A rumor was recently reported by TechCrunch that Amazon would be giving away free Kindles to subscribers of its Amazon Prime service. Prime is a service of the online retailer that lets customers pay $79 a year for unlimited two-day shipping, and offers discounts on next day and same day delivery. This would be a follow-up to a very limited promotion that was offered recently to select customers that allowed them to buy a Kindle, try it out, and if they didn’t love it, get a refund for while being allowed to keep the device.
Even if this rumor proves to be false, which it does seem a bit over the top, it brings up some very serious questions about what e-book manufacturers are going to do to win customers in an increasingly crowded marketplace. This year’s Consumer Electronics Show (CES) was swimming in them, and since the show closed, LG has announced that it will be releasing a reader possibly by April of this year.
Giving away Kindles could be a risky proposition for Amazon. As I noted in a recent post that asked why e-readers are so expensive, there is a lot of free content out there, and Amazon could give these away and never see one cent in purchases as people satisfy themselves with the free materials. However, Amazon Prime customers, which I happen to be one, tend to be fairly loyal customers to the online seller because we have something invested with them to get as much out of that subscription fee as possible. Without any shipping attached to the sale of e-books though, would we still care to keep purchasing e-books from them?

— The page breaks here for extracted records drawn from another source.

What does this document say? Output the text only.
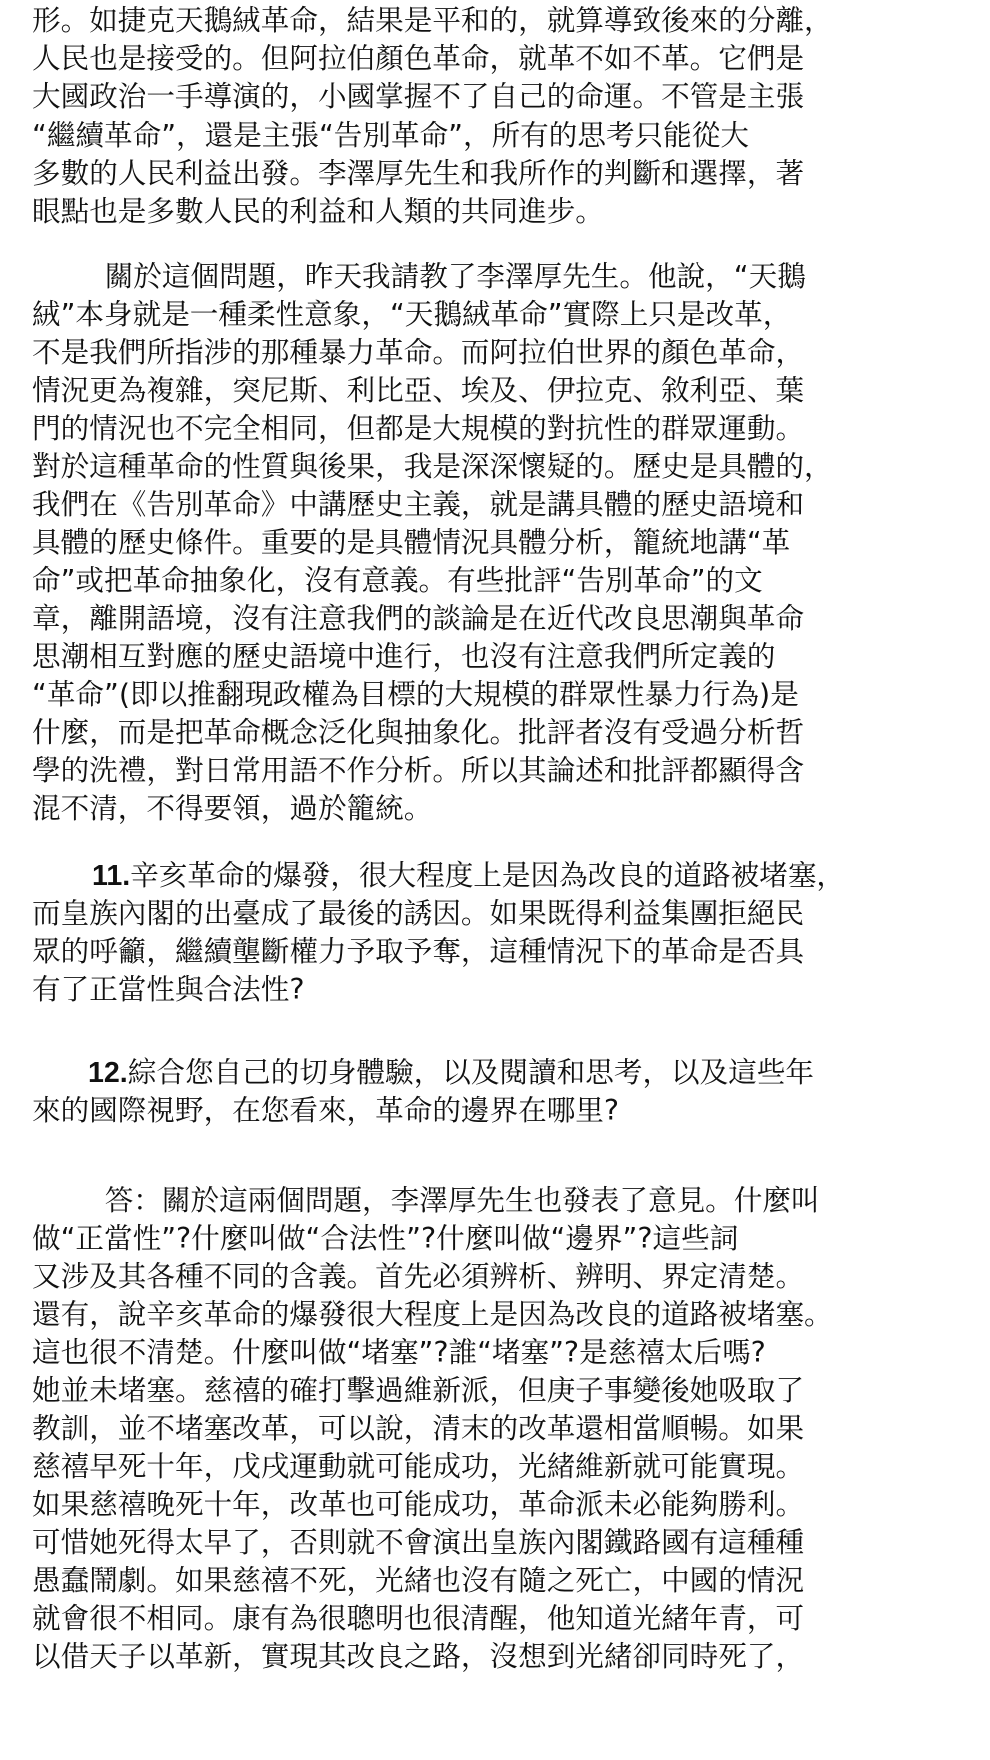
形。如捷克天鵝絨革命，結果是平和的，就算導致後來的分離，
人民也是接受的。但阿拉伯顏色革命，就革不如不革。它們是
大國政治一手導演的，小國掌握不了自己的命運。不管是主張
“繼續革命”，還是主張“告別革命”，所有的思考只能從大
多數的人民利益出發。李澤厚先生和我所作的判斷和選擇，著
眼點也是多數人民的利益和人類的共同進步。
關於這個問題，昨天我請教了李澤厚先生。他說，“天鵝
絨”本身就是一種柔性意象，“天鵝絨革命”實際上只是改革，
不是我們所指涉的那種暴力革命。而阿拉伯世界的顏色革命，
情況更為複雜，突尼斯、利比亞、埃及、伊拉克、敘利亞、葉
門的情況也不完全相同，但都是大規模的對抗性的群眾運動。
對於這種革命的性質與後果，我是深深懷疑的。歷史是具體的，
我們在《告別革命》中講歷史主義，就是講具體的歷史語境和
具體的歷史條件。重要的是具體情況具體分析，籠統地講“革
命”或把革命抽象化，沒有意義。有些批評“告別革命”的文
章，離開語境，沒有注意我們的談論是在近代改良思潮與革命
思潮相互對應的歷史語境中進行，也沒有注意我們所定義的
“革命”(即以推翻現政權為目標的大規模的群眾性暴力行為)是
什麼，而是把革命概念泛化與抽象化。批評者沒有受過分析哲
學的洗禮，對日常用語不作分析。所以其論述和批評都顯得含
混不清，不得要領，過於籠統。
11.辛亥革命的爆發，很大程度上是因為改良的道路被堵塞，
而皇族內閣的出臺成了最後的誘因。如果既得利益集團拒絕民
眾的呼籲，繼續壟斷權力予取予奪，這種情況下的革命是否具
有了正當性與合法性?
12.綜合您自己的切身體驗，以及閱讀和思考，以及這些年
來的國際視野，在您看來，革命的邊界在哪里?
答：關於這兩個問題，李澤厚先生也發表了意見。什麼叫
做“正當性”?什麼叫做“合法性”?什麼叫做“邊界”?這些詞
又涉及其各種不同的含義。首先必須辨析、辨明、界定清楚。
還有，說辛亥革命的爆發很大程度上是因為改良的道路被堵塞。
這也很不清楚。什麼叫做“堵塞”?誰“堵塞”?是慈禧太后嗎?
她並未堵塞。慈禧的確打擊過維新派，但庚子事變後她吸取了
教訓，並不堵塞改革，可以說，清末的改革還相當順暢。如果
慈禧早死十年，戊戌運動就可能成功，光緒維新就可能實現。
如果慈禧晚死十年，改革也可能成功，革命派未必能夠勝利。
可惜她死得太早了，否則就不會演出皇族內閣鐵路國有這種種
愚蠢鬧劇。如果慈禧不死，光緒也沒有隨之死亡，中國的情況
就會很不相同。康有為很聰明也很清醒，他知道光緒年青，可
以借天子以革新，實現其改良之路，沒想到光緒卻同時死了，
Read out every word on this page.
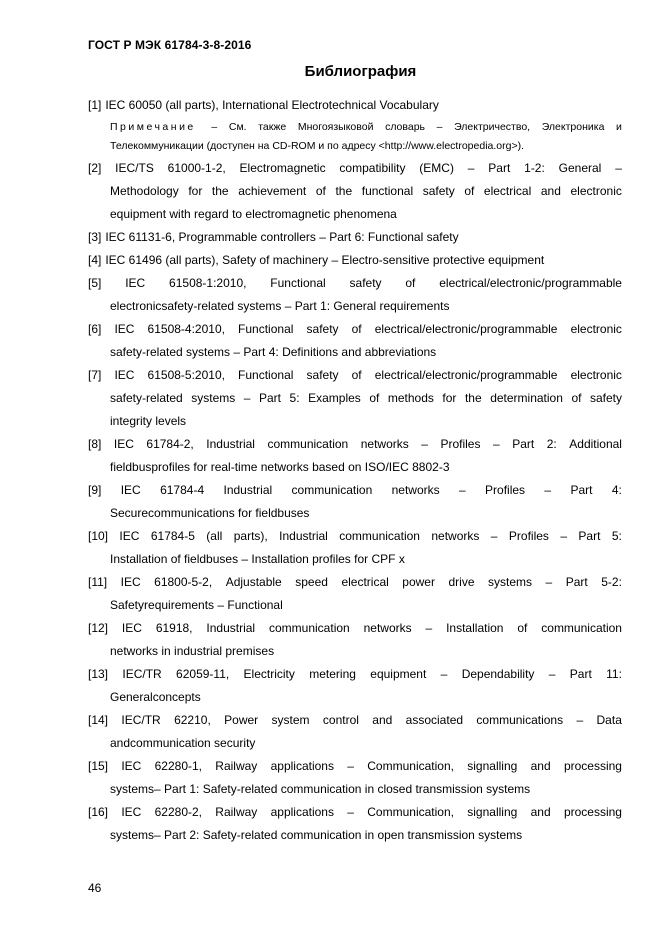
ГОСТ Р МЭК 61784-3-8-2016
Библиография
[1] IEC 60050 (all parts), International Electrotechnical Vocabulary
Примечание – См. также Многоязыковой словарь – Электричество, Электроника и
Телекоммуникации (доступен на CD-ROM и по адресу <http://www.electropedia.org>).
[2] IEC/TS 61000-1-2, Electromagnetic compatibility (EMC) – Part 1-2: General –
Methodology for the achievement of the functional safety of electrical and electronic
equipment with regard to electromagnetic phenomena
[3] IEC 61131-6, Programmable controllers – Part 6: Functional safety
[4] IEC 61496 (all parts), Safety of machinery – Electro-sensitive protective equipment
[5] IEC 61508-1:2010, Functional safety of electrical/electronic/programmable
electronicsafety-related systems – Part 1: General requirements
[6] IEC 61508-4:2010, Functional safety of electrical/electronic/programmable electronic
safety-related systems – Part 4: Definitions and abbreviations
[7] IEC 61508-5:2010, Functional safety of electrical/electronic/programmable electronic
safety-related systems – Part 5: Examples of methods for the determination of safety
integrity levels
[8] IEC 61784-2, Industrial communication networks – Profiles – Part 2: Additional
fieldbusprofiles for real-time networks based on ISO/IEC 8802-3
[9] IEC 61784-4 Industrial communication networks – Profiles – Part 4:
Securecommunications for fieldbuses
[10] IEC 61784-5 (all parts), Industrial communication networks – Profiles – Part 5:
Installation of fieldbuses – Installation profiles for CPF x
[11] IEC 61800-5-2, Adjustable speed electrical power drive systems – Part 5-2:
Safetyrequirements – Functional
[12] IEC 61918, Industrial communication networks – Installation of communication
networks in industrial premises
[13] IEC/TR 62059-11, Electricity metering equipment – Dependability – Part 11:
Generalconcepts
[14] IEC/TR 62210, Power system control and associated communications – Data
andcommunication security
[15] IEC 62280-1, Railway applications – Communication, signalling and processing
systems– Part 1: Safety-related communication in closed transmission systems
[16] IEC 62280-2, Railway applications – Communication, signalling and processing
systems– Part 2: Safety-related communication in open transmission systems
46
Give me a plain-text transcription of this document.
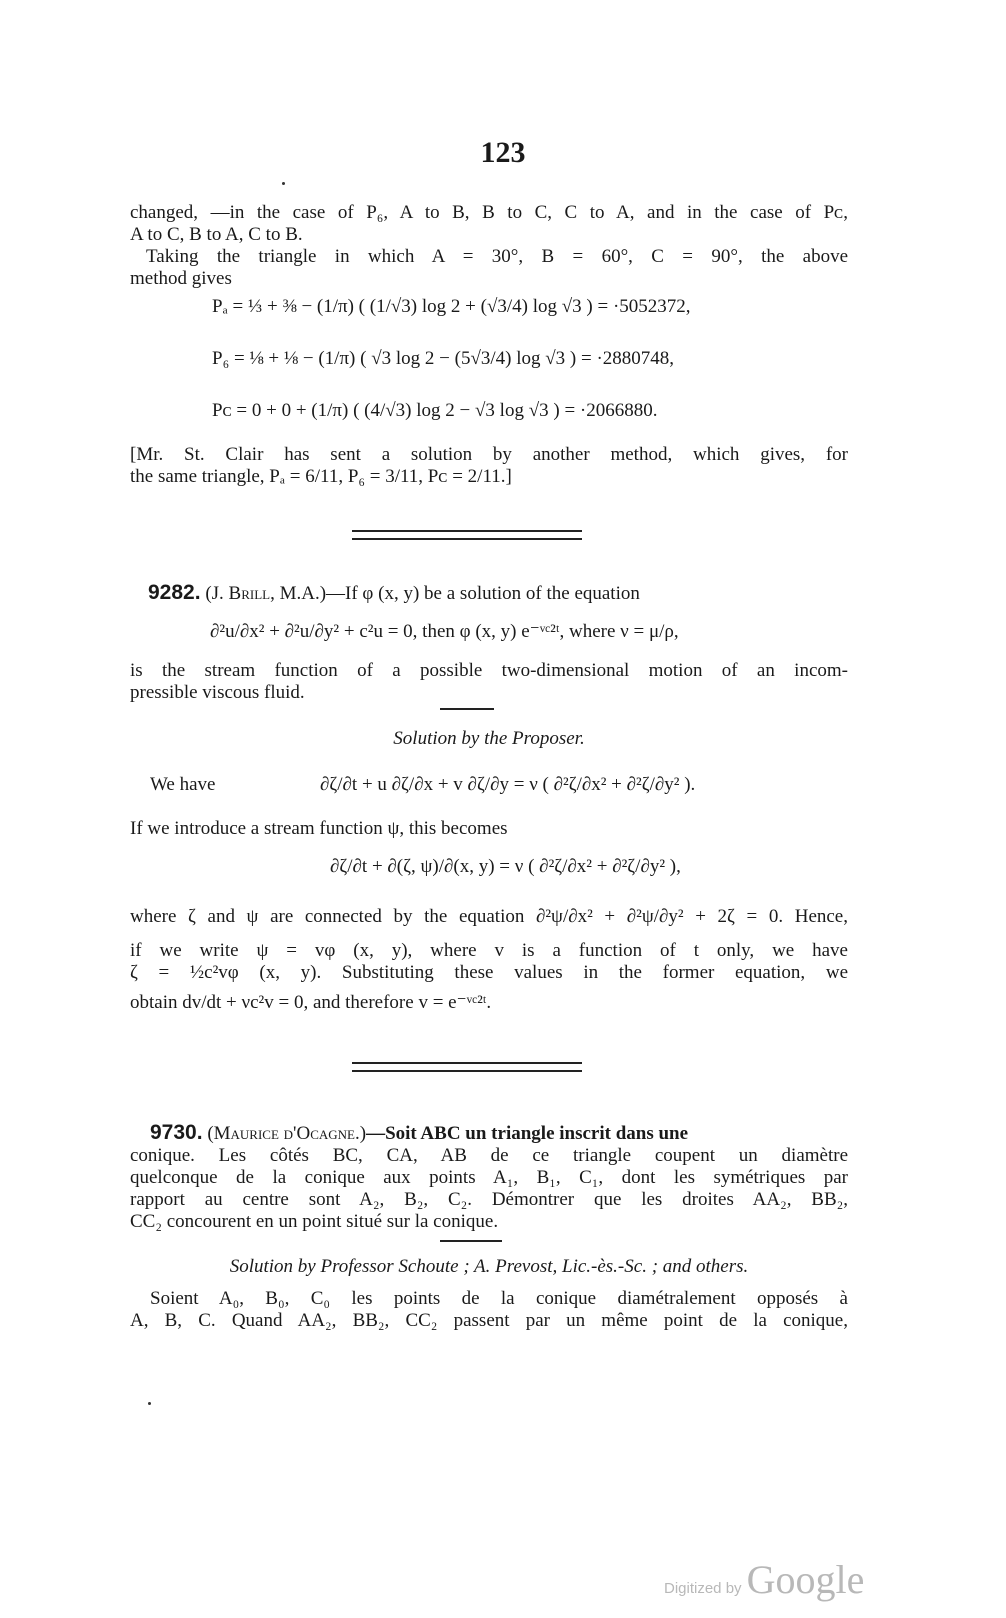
123
changed, —in the case of P₆, A to B, B to C, C to A, and in the case of Pᴄ,
A to C, B to A, C to B.
Taking the triangle in which A = 30°, B = 60°, C = 90°, the above
method gives
Pₐ = ⅓ + ⅜ − (1/π) ( (1/√3) log 2 + (√3/4) log √3 ) = ·5052372,
P₆ = ⅛ + ⅛ − (1/π) ( √3 log 2 − (5√3/4) log √3 ) = ·2880748,
Pᴄ = 0 + 0 + (1/π) ( (4/√3) log 2 − √3 log √3 ) = ·2066880.
[Mr. St. Clair has sent a solution by another method, which gives, for
the same triangle, Pₐ = 6/11, P₆ = 3/11, Pᴄ = 2/11.]
9282. (J. Brill, M.A.)—If φ (x, y) be a solution of the equation
∂²u/∂x² + ∂²u/∂y² + c²u = 0, then φ (x, y) e⁻ᵛᶜ²ᵗ, where ν = μ/ρ,
is the stream function of a possible two-dimensional motion of an incom-
pressible viscous fluid.
Solution by the Proposer.
We have	∂ζ/∂t + u ∂ζ/∂x + v ∂ζ/∂y = ν ( ∂²ζ/∂x² + ∂²ζ/∂y² ).
If we introduce a stream function ψ, this becomes
∂ζ/∂t + ∂(ζ, ψ)/∂(x, y) = ν ( ∂²ζ/∂x² + ∂²ζ/∂y² ),
where ζ and ψ are connected by the equation ∂²ψ/∂x² + ∂²ψ/∂y² + 2ζ = 0. Hence,
if we write ψ = vφ (x, y), where v is a function of t only, we have
ζ = ½c²vφ (x, y). Substituting these values in the former equation, we
obtain dv/dt + νc²v = 0, and therefore v = e⁻ᵛᶜ²ᵗ.
9730. (Maurice d'Ocagne.)—Soit ABC un triangle inscrit dans une
conique. Les côtés BC, CA, AB de ce triangle coupent un diamètre
quelconque de la conique aux points A₁, B₁, C₁, dont les symétriques par
rapport au centre sont A₂, B₂, C₂. Démontrer que les droites AA₂, BB₂,
CC₂ concourent en un point situé sur la conique.
Solution by Professor Schoute ; A. Prevost, Lic.-ès.-Sc. ; and others.
Soient A₀, B₀, C₀ les points de la conique diamétralement opposés à
A, B, C. Quand AA₂, BB₂, CC₂ passent par un même point de la conique,
Digitized by Google
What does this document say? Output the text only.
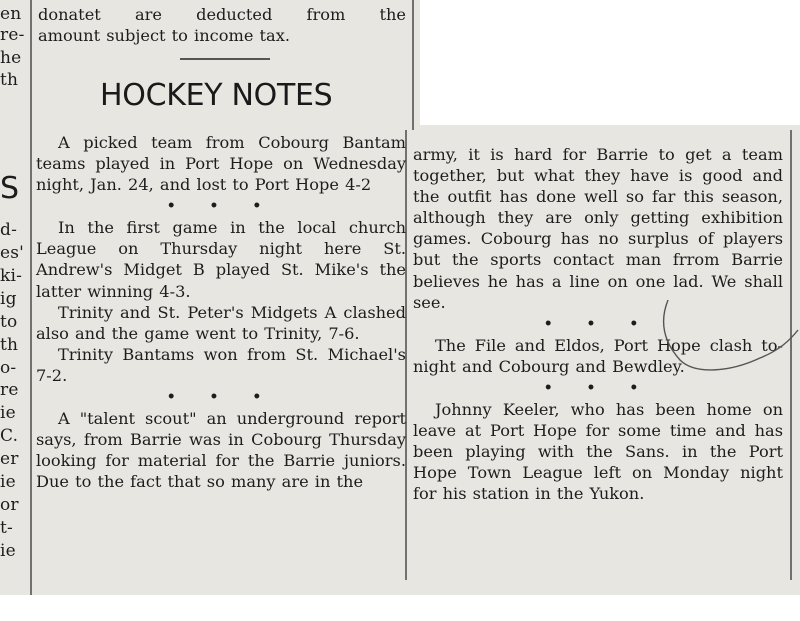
en
re-
he
th
S
d-
es'
ki-
ig
to
th
o-
re
ie
C.
er
ie
or
t-
ie

donatet are deducted from the

amount subject to income tax.

HOCKEY NOTES

A picked team from Cobourg Bantam teams played in Port Hope on Wednesday night, Jan. 24, and lost to Port Hope 4-2

• • •

In the first game in the local church League on Thursday night here St. Andrew's Midget B played St. Mike's the latter winning 4-3.

Trinity and St. Peter's Midgets A clashed also and the game went to Trinity, 7-6.

Trinity Bantams won from St. Michael's 7-2.

• • •

A "talent scout" an underground report says, from Barrie was in Cobourg Thursday looking for material for the Barrie juniors. Due to the fact that so many are in the

army, it is hard for Barrie to get a team together, but what they have is good and the outfit has done well so far this season, although they are only getting exhibition games. Cobourg has no surplus of players but the sports contact man frrom Barrie believes he has a line on one lad. We shall see.

• • •

The File and Eldos, Port Hope clash to-night and Cobourg and Bewdley.

• • •

Johnny Keeler, who has been home on leave at Port Hope for some time and has been playing with the Sans. in the Port Hope Town League left on Monday night for his station in the Yukon.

I think a far more likely scenario might be offering heavily discounted Kindles to Amazon Prime subscribers. Amazon could recoup its manufacturing costs, it would swell its installed user base to help them impress publishers and they wouldn’t have to worry about us actually purchasing any books since they wouldn’t be out any money. Also, if the company did it in the near future, as opposed to down the road some, it could help clear out some inventory before the inevitable release of the Kindle 3. Let us not forgot that the Kindle 2 released on Feb. 9th, 2009, so it just passed the one year mark.
So does Amazon need to get more Kindles out into the marketplace? Yes. But does it need to give them away to do so? Doubtful, but offering them at a reduced cost to what is pretty safely said to be your most loyal customers does seem to make a whole lot of sense.